For the foregoing reasons, I concur.

CORBIN, J., joins.

. I would note that the statute only requires that a putative father prove one of the three. It just so happens that in the instant case, J.E.M. proved each.

. Indeed, this court does strictly construe adoption statutes; however, this court, strictly construes the statutes in favor of the natural parents. In In re Glover, this court explained: The court gives careful protection to a natural parent’s rights. As announced in Woodson v.
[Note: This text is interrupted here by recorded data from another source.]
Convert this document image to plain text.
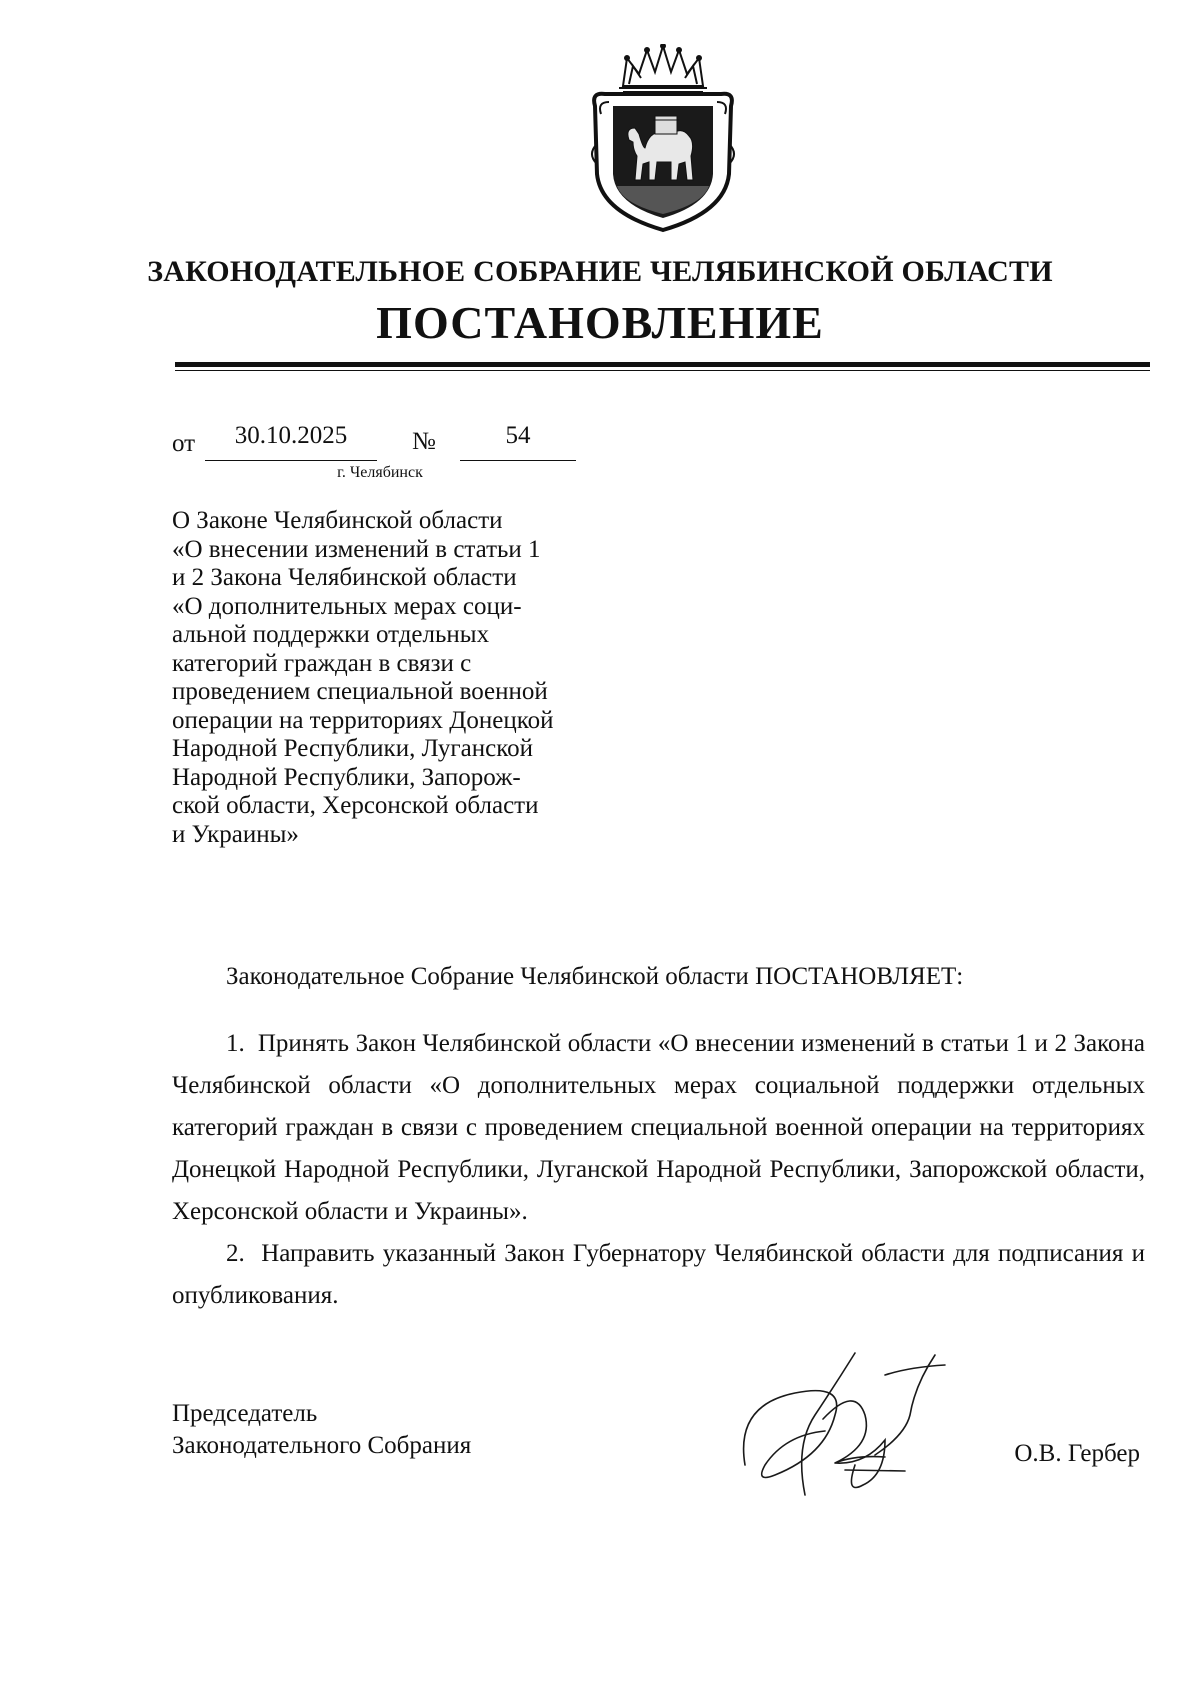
ЗАКОНОДАТЕЛЬНОЕ СОБРАНИЕ ЧЕЛЯБИНСКОЙ ОБЛАСТИ
ПОСТАНОВЛЕНИЕ
от	30.10.2025	№	54
г. Челябинск
О Законе Челябинской области
«О внесении изменений в статьи 1
и 2 Закона Челябинской области
«О дополнительных мерах соци-
альной поддержки отдельных
категорий граждан в связи с
проведением специальной военной
операции на территориях Донецкой
Народной Республики, Луганской
Народной Республики, Запорож-
ской области, Херсонской области
и Украины»
Законодательное Собрание Челябинской области ПОСТАНОВЛЯЕТ:
1. Принять Закон Челябинской области «О внесении изменений в статьи 1 и 2 Закона Челябинской области «О дополнительных мерах социальной поддержки отдельных категорий граждан в связи с проведением специальной военной операции на территориях Донецкой Народной Республики, Луганской Народной Республики, Запорожской области, Херсонской области и Украины».
2. Направить указанный Закон Губернатору Челябинской области для подписания и опубликования.
Председатель
Законодательного Собрания	О.В. Гербер
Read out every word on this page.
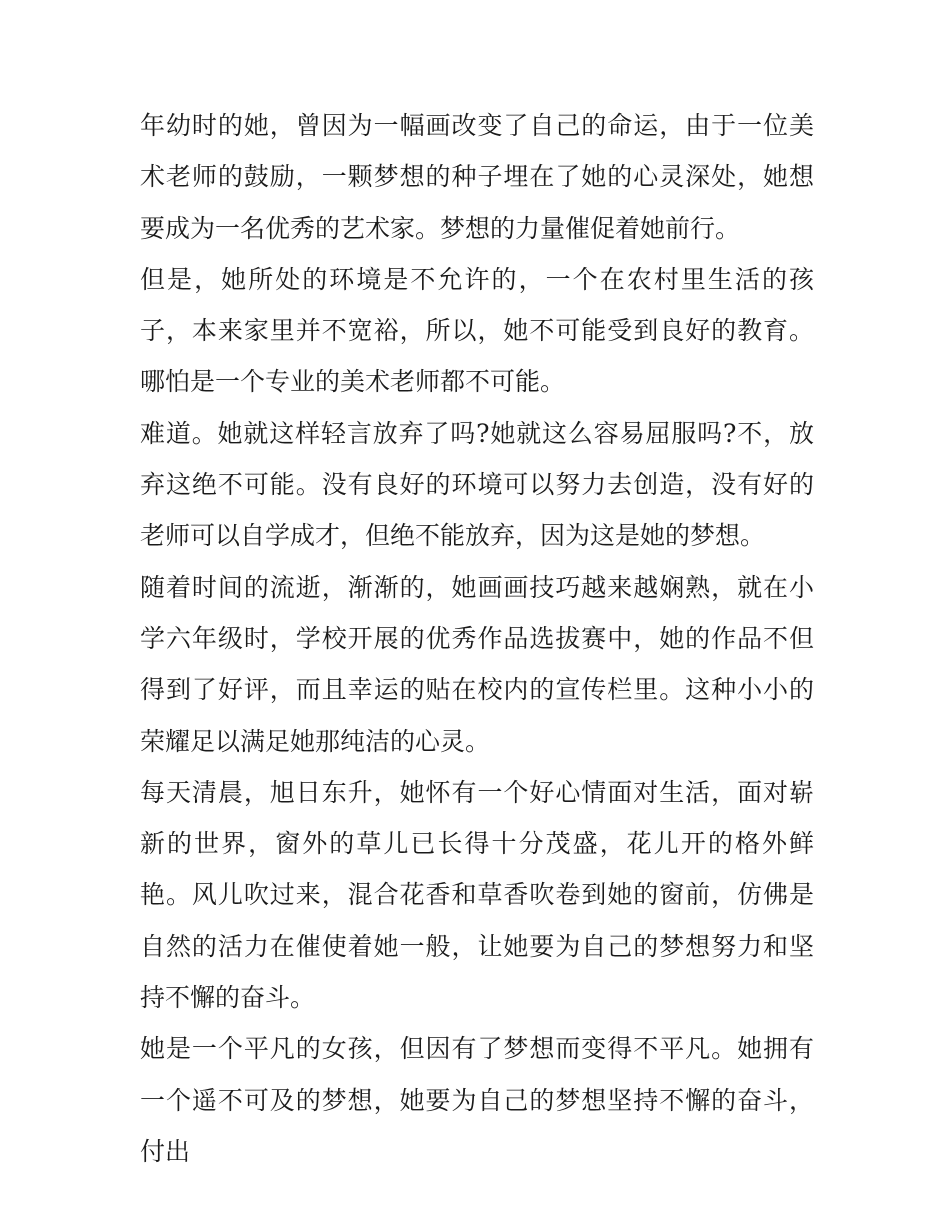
年幼时的她，曾因为一幅画改变了自己的命运，由于一位美术老师的鼓励，一颗梦想的种子埋在了她的心灵深处，她想要成为一名优秀的艺术家。梦想的力量催促着她前行。

但是，她所处的环境是不允许的，一个在农村里生活的孩子，本来家里并不宽裕，所以，她不可能受到良好的教育。哪怕是一个专业的美术老师都不可能。

难道。她就这样轻言放弃了吗?她就这么容易屈服吗?不，放弃这绝不可能。没有良好的环境可以努力去创造，没有好的老师可以自学成才，但绝不能放弃，因为这是她的梦想。

随着时间的流逝，渐渐的，她画画技巧越来越娴熟，就在小学六年级时，学校开展的优秀作品选拔赛中，她的作品不但得到了好评，而且幸运的贴在校内的宣传栏里。这种小小的荣耀足以满足她那纯洁的心灵。

每天清晨，旭日东升，她怀有一个好心情面对生活，面对崭新的世界，窗外的草儿已长得十分茂盛，花儿开的格外鲜艳。风儿吹过来，混合花香和草香吹卷到她的窗前，仿佛是自然的活力在催使着她一般，让她要为自己的梦想努力和坚持不懈的奋斗。

她是一个平凡的女孩，但因有了梦想而变得不平凡。她拥有一个遥不可及的梦想，她要为自己的梦想坚持不懈的奋斗，付出
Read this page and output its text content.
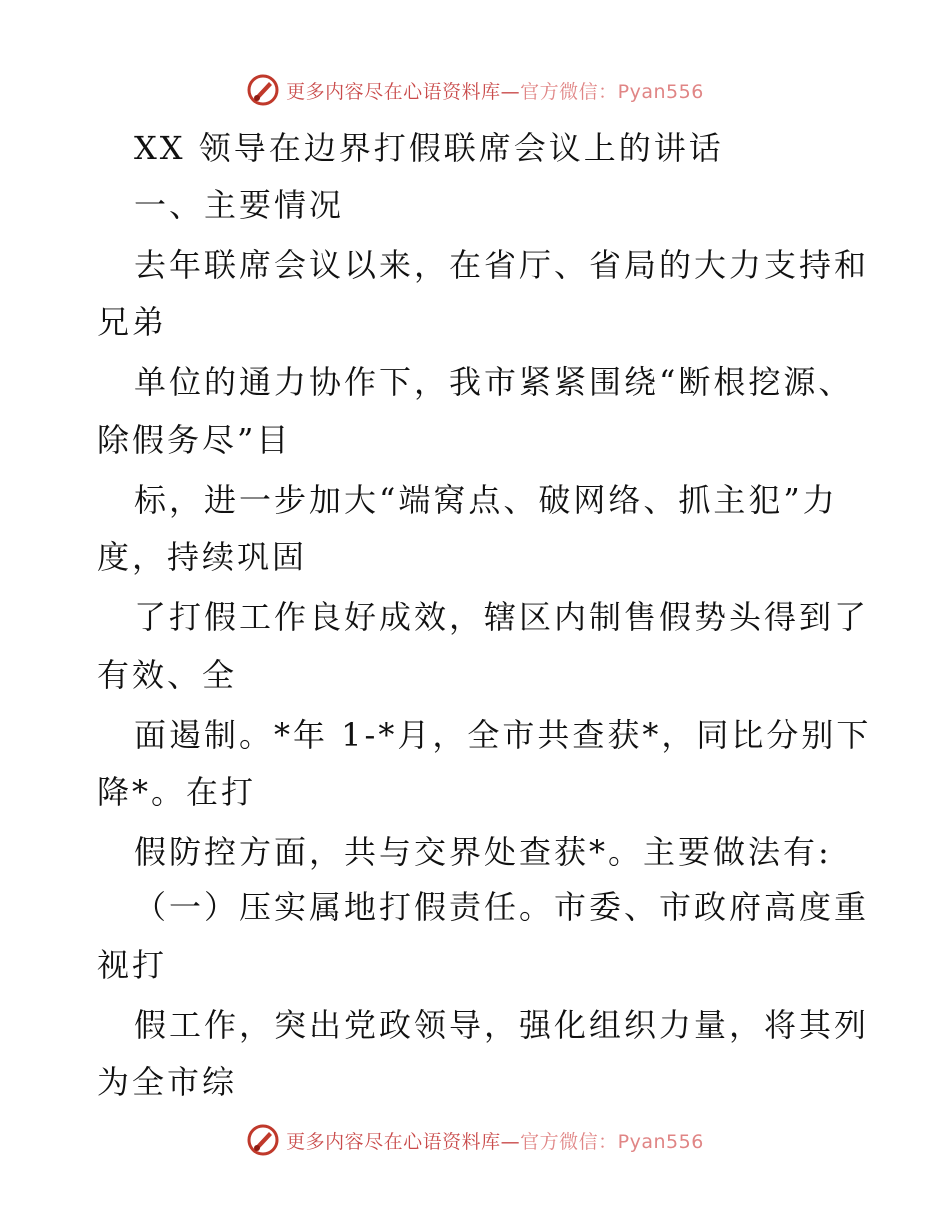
更多内容尽在心语资料库—官方微信：Pyan556
XX 领导在边界打假联席会议上的讲话
一、主要情况
去年联席会议以来，在省厅、省局的大力支持和
兄弟
单位的通力协作下，我市紧紧围绕“断根挖源、
除假务尽”目
标，进一步加大“端窝点、破网络、抓主犯”力
度，持续巩固
了打假工作良好成效，辖区内制售假势头得到了
有效、全
面遏制。*年 1-*月，全市共查获*，同比分别下
降*。在打
假防控方面，共与交界处查获*。主要做法有:
（一）压实属地打假责任。市委、市政府高度重
视打
假工作，突出党政领导，强化组织力量，将其列
为全市综
更多内容尽在心语资料库—官方微信：Pyan556
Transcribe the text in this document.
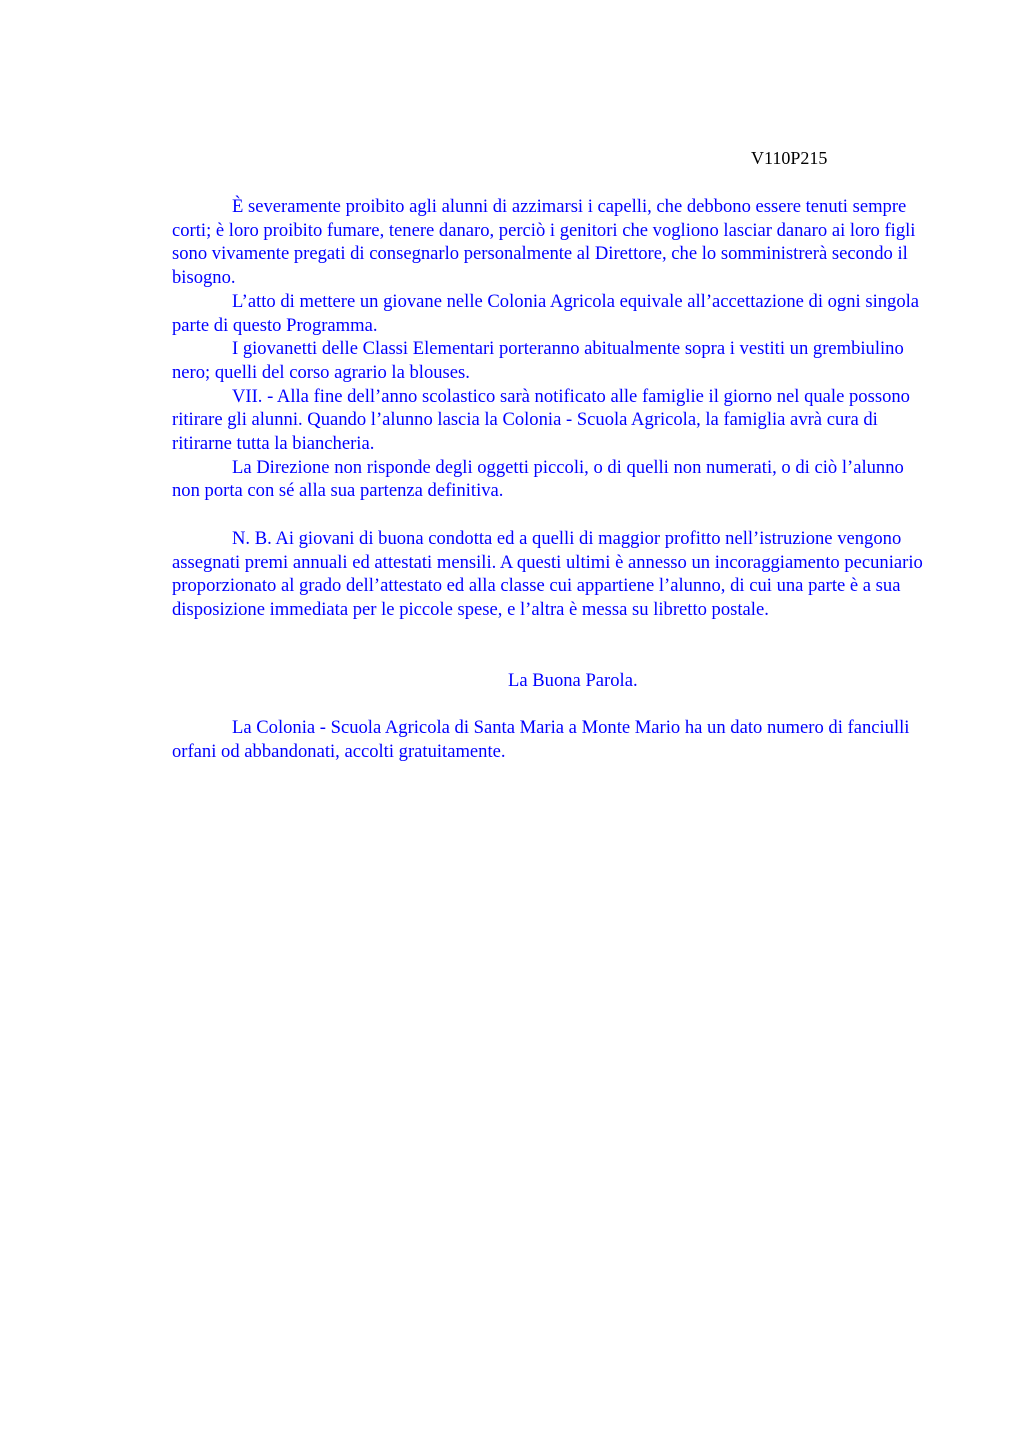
V110P215

È severamente proibito agli alunni di azzimarsi i capelli, che debbono essere tenuti sempre corti; è loro proibito fumare, tenere danaro, perciò i genitori che vogliono lasciar danaro ai loro figli sono vivamente pregati di consegnarlo personalmente al Direttore, che lo somministrerà secondo il bisogno.

L’atto di mettere un giovane nelle Colonia Agricola equivale all’accettazione di ogni singola parte di questo Programma.

I giovanetti delle Classi Elementari porteranno abitualmente sopra i vestiti un grembiulino nero; quelli del corso agrario la blouses.

VII. - Alla fine dell’anno scolastico sarà notificato alle famiglie il giorno nel quale possono ritirare gli alunni. Quando l’alunno lascia la Colonia - Scuola Agricola, la famiglia avrà cura di ritirarne tutta la biancheria.

La Direzione non risponde degli oggetti piccoli, o di quelli non numerati, o di ciò l’alunno non porta con sé alla sua partenza definitiva.

N. B. Ai giovani di buona condotta ed a quelli di maggior profitto nell’istruzione vengono assegnati premi annuali ed attestati mensili. A questi ultimi è annesso un incoraggiamento pecuniario proporzionato al grado dell’attestato ed alla classe cui appartiene l’alunno, di cui una parte è a sua disposizione immediata per le piccole spese, e l’altra è messa su libretto postale.

La Buona Parola.

La Colonia - Scuola Agricola di Santa Maria a Monte Mario ha un dato numero di fanciulli orfani od abbandonati, accolti gratuitamente.
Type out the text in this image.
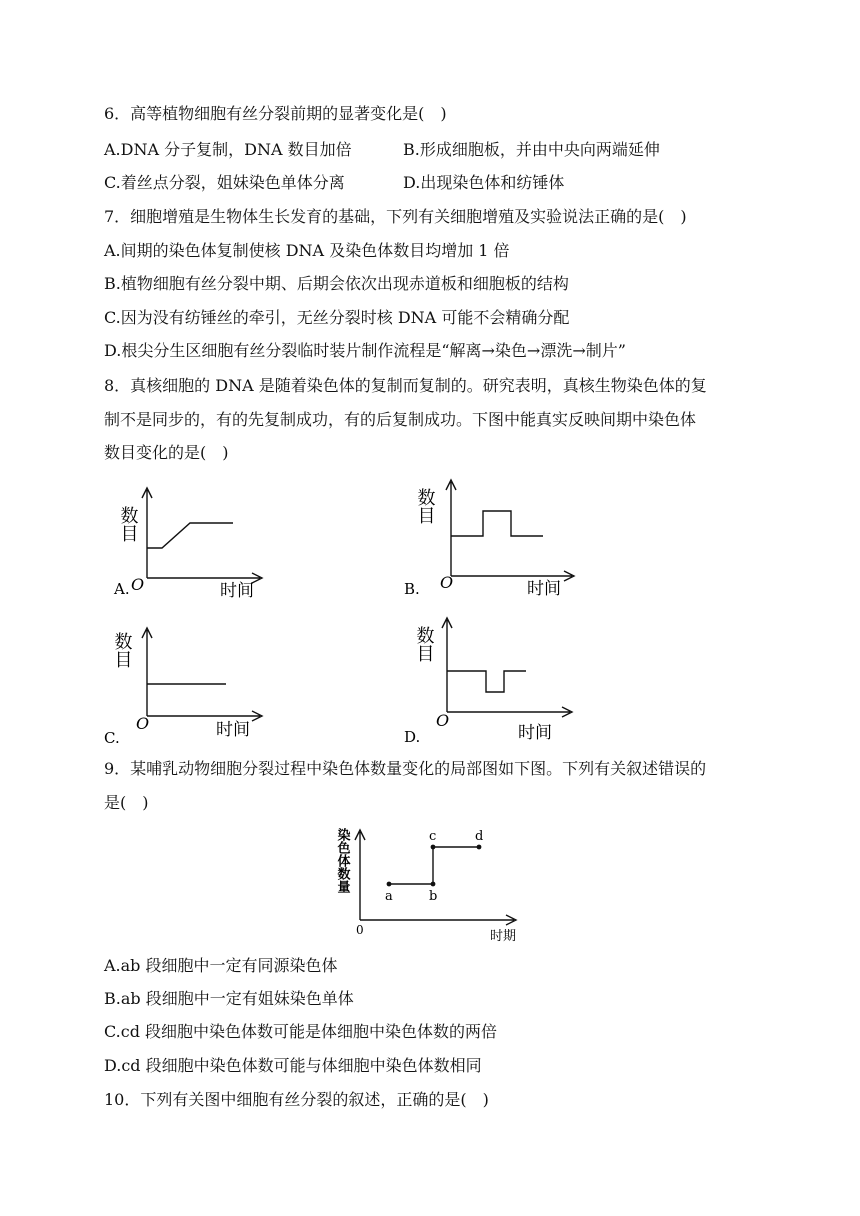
6．高等植物细胞有丝分裂前期的显著变化是(　)
A.DNA 分子复制，DNA 数目加倍	B.形成细胞板，并由中央向两端延伸
C.着丝点分裂，姐妹染色单体分离	D.出现染色体和纺锤体
7．细胞增殖是生物体生长发育的基础，下列有关细胞增殖及实验说法正确的是(　)
A.间期的染色体复制使核 DNA 及染色体数目均增加 1 倍
B.植物细胞有丝分裂中期、后期会依次出现赤道板和细胞板的结构
C.因为没有纺锤丝的牵引，无丝分裂时核 DNA 可能不会精确分配
D.根尖分生区细胞有丝分裂临时装片制作流程是“解离→染色→漂洗→制片”
8．真核细胞的 DNA 是随着染色体的复制而复制的。研究表明，真核生物染色体的复
制不是同步的，有的先复制成功，有的后复制成功。下图中能真实反映间期中染色体
数目变化的是(　)
A.
数目
O	时间	B.
数目
O	时间
C.
数目
O	时间	D.
数目
O
时间
9．某哺乳动物细胞分裂过程中染色体数量变化的局部图如下图。下列有关叙述错误的
是(　)
染色体数量
0	时期
a	b
c	d
A.ab 段细胞中一定有同源染色体
B.ab 段细胞中一定有姐妹染色单体
C.cd 段细胞中染色体数可能是体细胞中染色体数的两倍
D.cd 段细胞中染色体数可能与体细胞中染色体数相同
10．下列有关图中细胞有丝分裂的叙述，正确的是(　)
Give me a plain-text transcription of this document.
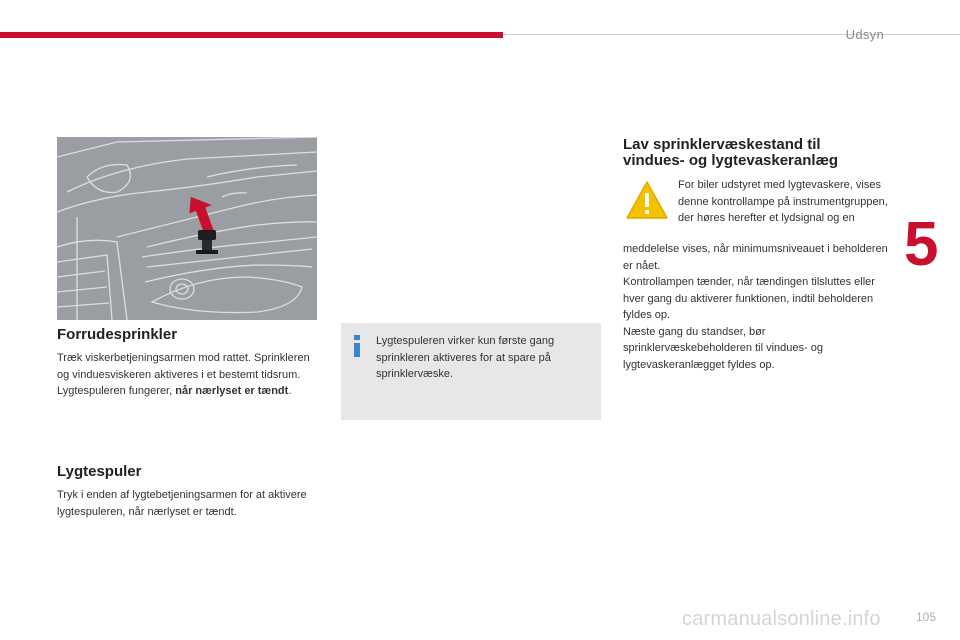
Udsyn
5
105
Forrudesprinkler

Træk viskerbetjeningsarmen mod rattet. Sprinkleren og vinduesviskeren aktiveres i et bestemt tidsrum.

Lygtespuleren fungerer, når nærlyset er tændt.

Lygtespuler

Tryk i enden af lygtebetjeningsarmen for at aktivere lygtespuleren, når nærlyset er tændt.

Lygtespuleren virker kun første gang sprinkleren aktiveres for at spare på sprinklervæske.

Lav sprinklervæskestand til vindues- og lygtevaskeranlæg

For biler udstyret med lygtevaskere, vises denne kontrollampe på instrumentgruppen, der høres herefter et lydsignal og en

meddelelse vises, når minimumsniveauet i beholderen er nået.

Kontrollampen tænder, når tændingen tilsluttes eller hver gang du aktiverer funktionen, indtil beholderen fyldes op.

Næste gang du standser, bør sprinklervæskebeholderen til vindues- og lygtevaskeranlægget fyldes op.

carmanualsonline.info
Lee, 221 Ark. 517, 254 S.W.2d 326 (1953), quoting In re Cordy, 169 Cal. 150, 154, 146 P. 532 (1914),

... the power of the court in adoption proceedings to deprive a parent of her child, being in derogation of her natural right to it, and being a special power conferred by the statute, such statute should be strictly construed; that ‘the law is solicitous toward maintaining the integrity of the natural relation of parent and child; and in adversary proceedings in adoption, where the absolute severance of that relation is sought, without the consent and against the protest of the parent, the inclination of the courts, as the law contemplates it should be, is in favor of maintaining the natural relation.... Every intendment should have been in favor of the claim of the mother under the evidence, and if the statute was open to construction and interpretation it should be construed in support of the right of the natural parent. ’

288 Ark. 59, 62-63, 702 S.W.2d 12, 13-14 (1986) (emphasis added).

. To the extent that the court of appeals' opinion in X.T. v. M. M., 2010 Ark. App. 556, 377 S.W.3d 442, conflicts with my analysis, I, like the majority, would overrule it. Also, to the extent the parties believe a determination of whether J.E.M. is unreasonably withholding consent is required under section 9-9-220(c)(3) (Repl.2009), I disagree. That provision, in my opinion, is simply inapplicable where one has just proved a significant custodial, personal, or financial relationship.